Currently Professor Cronin is the leader of the Pierre Auger experiment designed to probe the universe by detecting very rare high energy cosmic rays. This international experiment will assemble the world's largest particle detector array and use it to investigate the highest energy particles in our universe.

Professor Cronin was born in Chicago and studied for his M.S. (1953) and Ph.D. (1955) degrees at the University of Chicago. He received the B.S. degree from Southern Methodist University (1951). Cronin was awarded a NSF Fellowship for the period 1952-55. Following this fellowship he was on the scientific staff of Brookhaven National Laboratory for three years. In 1958 Cronin joined the faculty of Princeton University as Assistant Professor. He was promoted to Associate Professor in 1962 and Professor in 1964. Cronin continued his work at Princeton until his move to the University of Chicago in 1971.

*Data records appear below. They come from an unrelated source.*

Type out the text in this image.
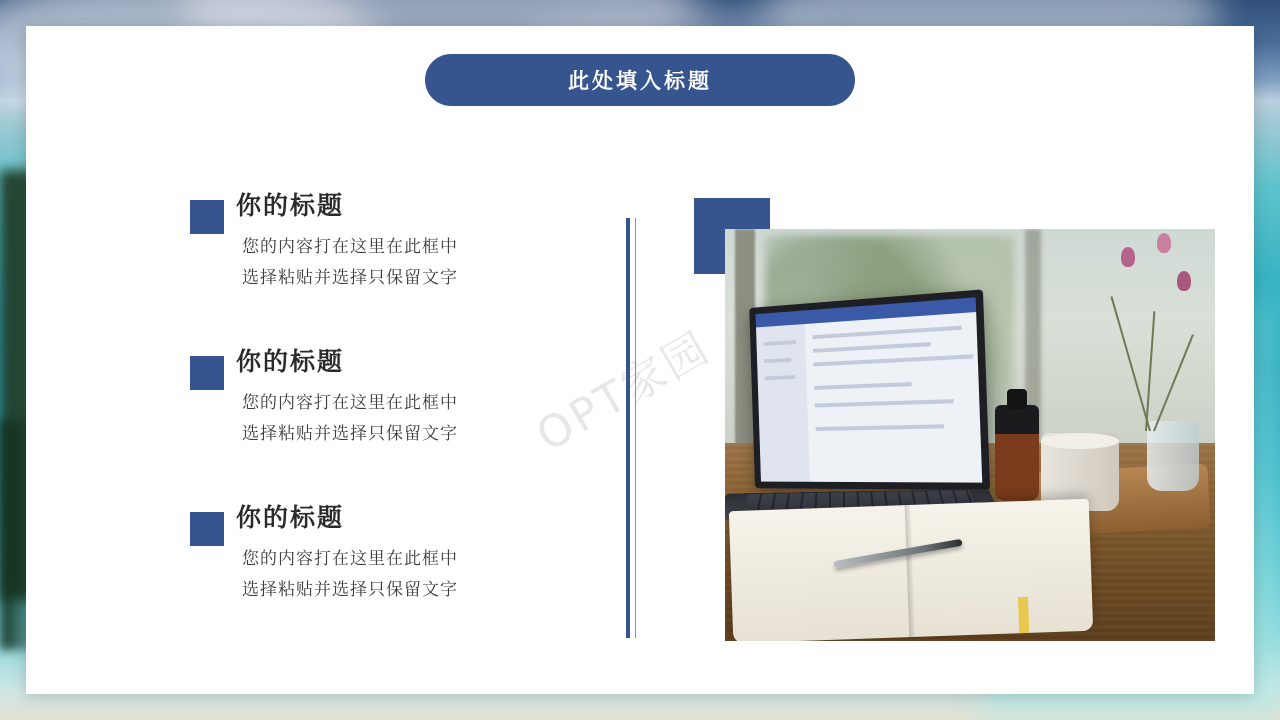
此处填入标题
你的标题
您的内容打在这里在此框中
选择粘贴并选择只保留文字
你的标题
您的内容打在这里在此框中
选择粘贴并选择只保留文字
你的标题
您的内容打在这里在此框中
选择粘贴并选择只保留文字
OPT家园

Professor Cronin has received many honors and awards for his scientific achievements. In addition to the Nobel Prize and the National Medal of Science he has been the recipient of Honorary Degrees from colleges in France and the UK, and held the International Chair at the College de France during 1999-2000. Cronin has been honored by the American Academy of Arts and Sciences, 1982; received the Laureate of Lincoln Academy of Illinois (Medal of Order of Lincoln), 1981; and The Ernest O. Lawrence Award, 1977. Professors Cronin and Fitch received earlier recognition for their work with the John Price Wetherill Medal of the Franklin Institute, 1975 and a Research Corporation Award, 1968. Professor Cronin's teaching has also been recognized with the University of Chicago Quantrell Award for Excellence in Undergraduate Education, 1994. He is a member of the National Academy of Sciences, the American Academy of Arts and Sciences, and the American Physical Society, serving as Chairman of the Division of Particles and Fields in 1985.